It’s Pride time again, so that means I’ve been seeing about the usual number of social media posts about bi people at Pride (a lot). Some go as far to say that bi people shouldn’t go to Pride, at least not if they’re in what society calls a hetero relationship. Of course, this can feel incredibly hurtful and exclusionary to many bisexual/pansexual people who are part of the LGBTQ+ community, who should be able to feel welcome at Pride, which is for many people one of few spaces in which they can safely express and embrace the fullness of their identity. But why do so many people seem to feel this way about bi folks? Maybe it’s time we talked about the double-edged sword that is straight-passing privilege and bi invisibility.
When we look at individuals separately from their actual choice of partner, whether they’re seen as being queer or not by most of the people they come into contact with has less to do with their sexual orientation than it does with the way they dress, talk and behave. So by themselves, a bi or pan person doesn’t have any more or less of an ability to pass than a gay or lesbian person does, because we all have generally the same access to styles and behavior coded as queer or straight. Not every individual has this access, but the difference between being attracted to multiple genders and being attracted to one gender isn’t really a factor in the clothes you wear or whether you have an “alternative lifestyle” haircut. Also, as with passing in the case of any marginalized group (passing for white or straight or cis, etc.) it may provide benefits, but it never prevents all of the effects of systemic oppression. Bi and pan people still experience social isolation and bullying due to their sexual identities, as well as other psychological effects from growing up in a culture that largely views their sexuality as wrong, bad or abnormal.
Straight passing may apply, however, to bi and pan people in certain relationships. Some bi and pan people may be in relationships that appear to fit into a heteronormative framework. Of course, in reality, this is a much more complicated issue; people are not always the gender that they are most likely to be read as in society, so relationships are not always as straight as they appear, and calling a relationship “gay” or “straight” when one or both of the people in it may be neither gay nor straight just seems inaccurate. As a Tumblr post from user stuffonpages so aptly puts it:
However, it is true that the way our current society perceives relationships lacks this complexity, so assumptions are often made about a person's gender and sexual orientation based on the perceived gender of the person or people they're dating, and when a bi person is in a relationship that seems hetero enough, they usually get a pass on the scrutiny that non-conforming couples often endure. For example, I am a queer cis woman in a relationship with a straight cis man, and I'm aware that my partner and I don't get nasty looks at restaurants when we're out together, we don't get harassed when we walk down the street holding hands, and no one makes assumptions about the kind of person that I am based on the fact that I'm dating a man. There's a level of not just inconvenience, but actual physical danger that I just don't experience, simply because of the gender of my partner. So it is important that I and other queer people in similar situations do acknowledge the passing privilege that we enjoy, because although it doesn't change who we are, it does change the way we experience life day-to-day as members of the LGBTQ+ community.
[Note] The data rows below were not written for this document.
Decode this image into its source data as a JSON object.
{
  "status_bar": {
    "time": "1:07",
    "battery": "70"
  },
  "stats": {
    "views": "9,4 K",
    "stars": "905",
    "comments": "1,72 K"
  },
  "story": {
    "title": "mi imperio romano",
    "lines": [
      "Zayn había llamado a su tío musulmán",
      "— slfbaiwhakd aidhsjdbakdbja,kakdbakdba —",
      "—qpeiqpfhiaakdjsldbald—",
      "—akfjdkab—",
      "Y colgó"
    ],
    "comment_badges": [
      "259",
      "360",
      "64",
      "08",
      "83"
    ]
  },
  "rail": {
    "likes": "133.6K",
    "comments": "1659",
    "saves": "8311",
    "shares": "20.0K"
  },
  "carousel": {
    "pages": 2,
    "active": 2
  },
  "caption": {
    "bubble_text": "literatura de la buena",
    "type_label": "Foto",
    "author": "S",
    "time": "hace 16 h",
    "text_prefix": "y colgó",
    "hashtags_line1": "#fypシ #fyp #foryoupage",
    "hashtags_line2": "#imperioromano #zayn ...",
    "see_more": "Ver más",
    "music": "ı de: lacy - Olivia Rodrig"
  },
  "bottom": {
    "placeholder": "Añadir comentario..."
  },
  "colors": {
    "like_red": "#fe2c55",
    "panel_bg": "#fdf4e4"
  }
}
At the same time, none of this negates the violence, discrimination and difficulty that bi and pan people do face. In fact, the straight-passing privilege we experience has a negative side as well, which is that not only are we alienated from mainstream society for not being straight enough, but we are often seen as not being "queer enough" from LGBTQ+ perspectives either. This is what bi invisibility means. The personal struggles that we experience as a result of systemic oppression and heterosexism are often overwritten from both sides, when bi/pan people appear to fit into the heteronormative framework in some ways, and yet are consistently othered and excluded from that framework. It's why there's a Bi Visibility Day celebrated every year––to remember that bi/pan people really do exist, and that our identities are real and valid, because they're often dismissed and forgotten otherwise.
Additionally, bi/pan people deal with significant stigma particular to our identities, such as the idea that we are more likely to be unfaithful and promiscuous (while some bi/pan people are polyamorous, many are not; being bi and being polyamorous are two different things), that we are "just confused" about our sexuality and need to make up our minds which gender we like, or that we are just experimenting or going through a phase, that bisexuality or pansexuality isn't a permanent identity for anyone. Having your sexuality dismissed in this way can be harmful, as well as having it sexualized by socially ingrained notions of bisexuality, especially bisexual women, that revolve around hypersexuality and threesomes.
So, while it is important for bi people who do experience straight-passing privilege to acknowledge that, and be good allies in terms of the dangers posed to people in relationships that don’t fit society’s heteronormative expectations, it is also important to acknowledge the erasure and stigma that bi/pan people face, especially bi/pan people who don’t conform to the gender binary. And no matter our identity, we should all be able to have fun at Pride without having to feel like we don't belong.